Children threatened during migrant stop off Bahamas as landings continue in the Keys
Adults aboard a migrant sailboat threatened to harm several young Haitian children as the vessel was approached by a U.S. Coast Guard cutter in Bahamian waters Sunday morning, according to the agency.
Crew members from the Cutter Tampa backed off and then “shadowed” the sailboat for several hours and “employed a variety of techniques to deescalate the situation” before finally being able to get all the people on board to cooperate, the Coast Guard said in a statement released on Twitter Tuesday.
All 145 people from Haiti on board were transferred to Bahamian authorities and will “eventually undergo Bahamian immigration processing,” the statement continued.
A Coast Guard spokesperson did not immediately respond when asked if anyone on the boat will be arrested because of the threats made to the children.
In the Florida Keys
While the influx in maritime migration from Cuba and Haiti to South Florida has slowed since both U.S. and Florida officials have reinforced the Keys with more personnel, aircraft and boats, people are still trying to get through, some successfully.

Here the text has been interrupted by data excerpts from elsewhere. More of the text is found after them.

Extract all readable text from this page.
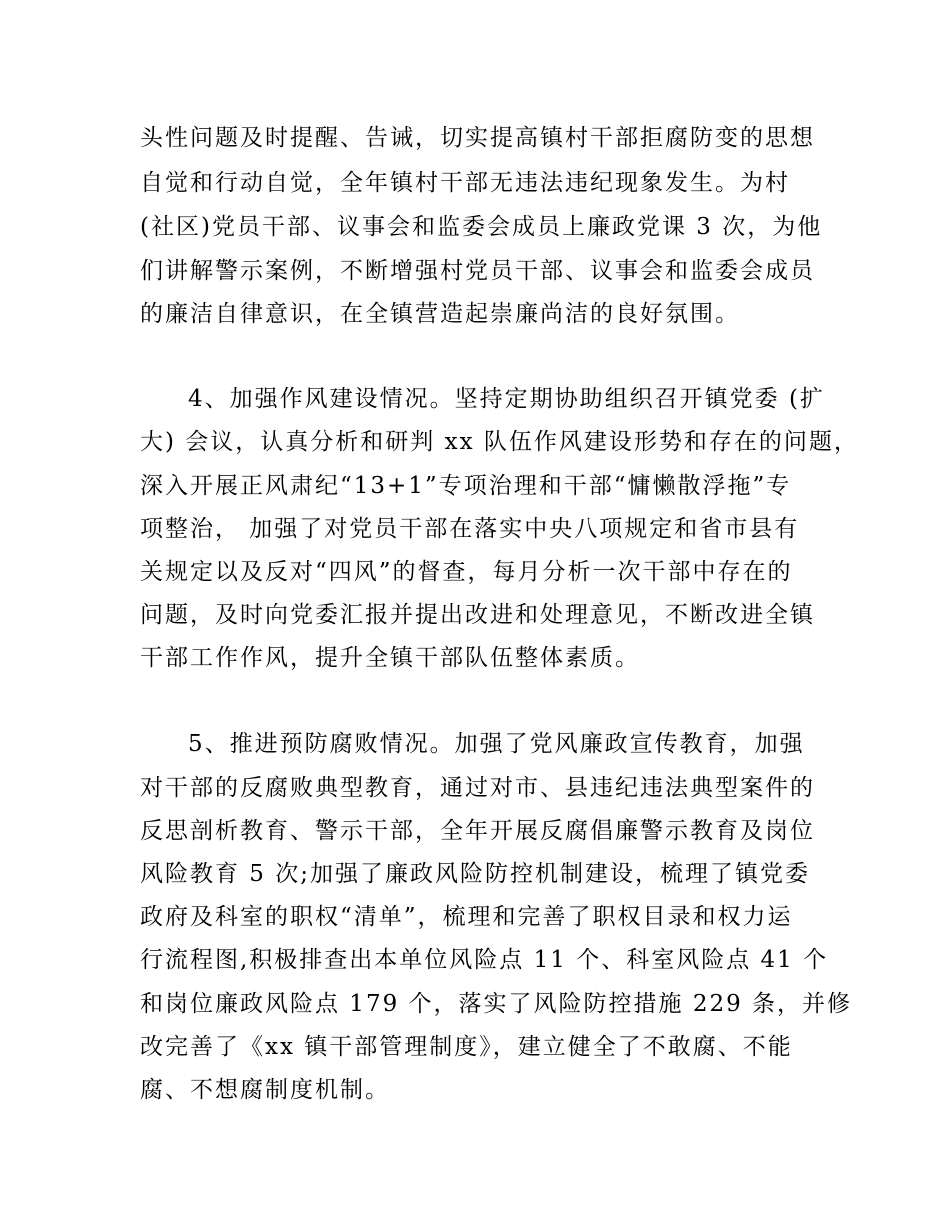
头性问题及时提醒、告诫，切实提高镇村干部拒腐防变的思想
自觉和行动自觉，全年镇村干部无违法违纪现象发生。为村
(社区)党员干部、议事会和监委会成员上廉政党课 3 次，为他
们讲解警示案例，不断增强村党员干部、议事会和监委会成员
的廉洁自律意识，在全镇营造起崇廉尚洁的良好氛围。
4、加强作风建设情况。坚持定期协助组织召开镇党委 (扩
大) 会议，认真分析和研判 xx 队伍作风建设形势和存在的问题，
深入开展正风肃纪“13+1”专项治理和干部“慵懒散浮拖”专
项整治， 加强了对党员干部在落实中央八项规定和省市县有
关规定以及反对“四风”的督查，每月分析一次干部中存在的
问题，及时向党委汇报并提出改进和处理意见，不断改进全镇
干部工作作风，提升全镇干部队伍整体素质。
5、推进预防腐败情况。加强了党风廉政宣传教育，加强
对干部的反腐败典型教育，通过对市、县违纪违法典型案件的
反思剖析教育、警示干部，全年开展反腐倡廉警示教育及岗位
风险教育 5 次;加强了廉政风险防控机制建设，梳理了镇党委
政府及科室的职权“清单”，梳理和完善了职权目录和权力运
行流程图,积极排查出本单位风险点 11 个、科室风险点 41 个
和岗位廉政风险点 179 个，落实了风险防控措施 229 条，并修
改完善了《xx 镇干部管理制度》，建立健全了不敢腐、不能
腐、不想腐制度机制。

On Tuesday morning, 17 men from Cuba arrived in a red rustic boat on Long Key in the Upper Florida Keys, according to the U.S. Border Patrol.
Another arrival over the weekend showed it’s not just people from Haiti and Cuba trying to get to the United States by sea.
In Miami-Dade
Federal agents stopped a small center console boat Sunday night near Haulover Beach in Northeast Miami-Dade with three people from the Republic of Georgia on board.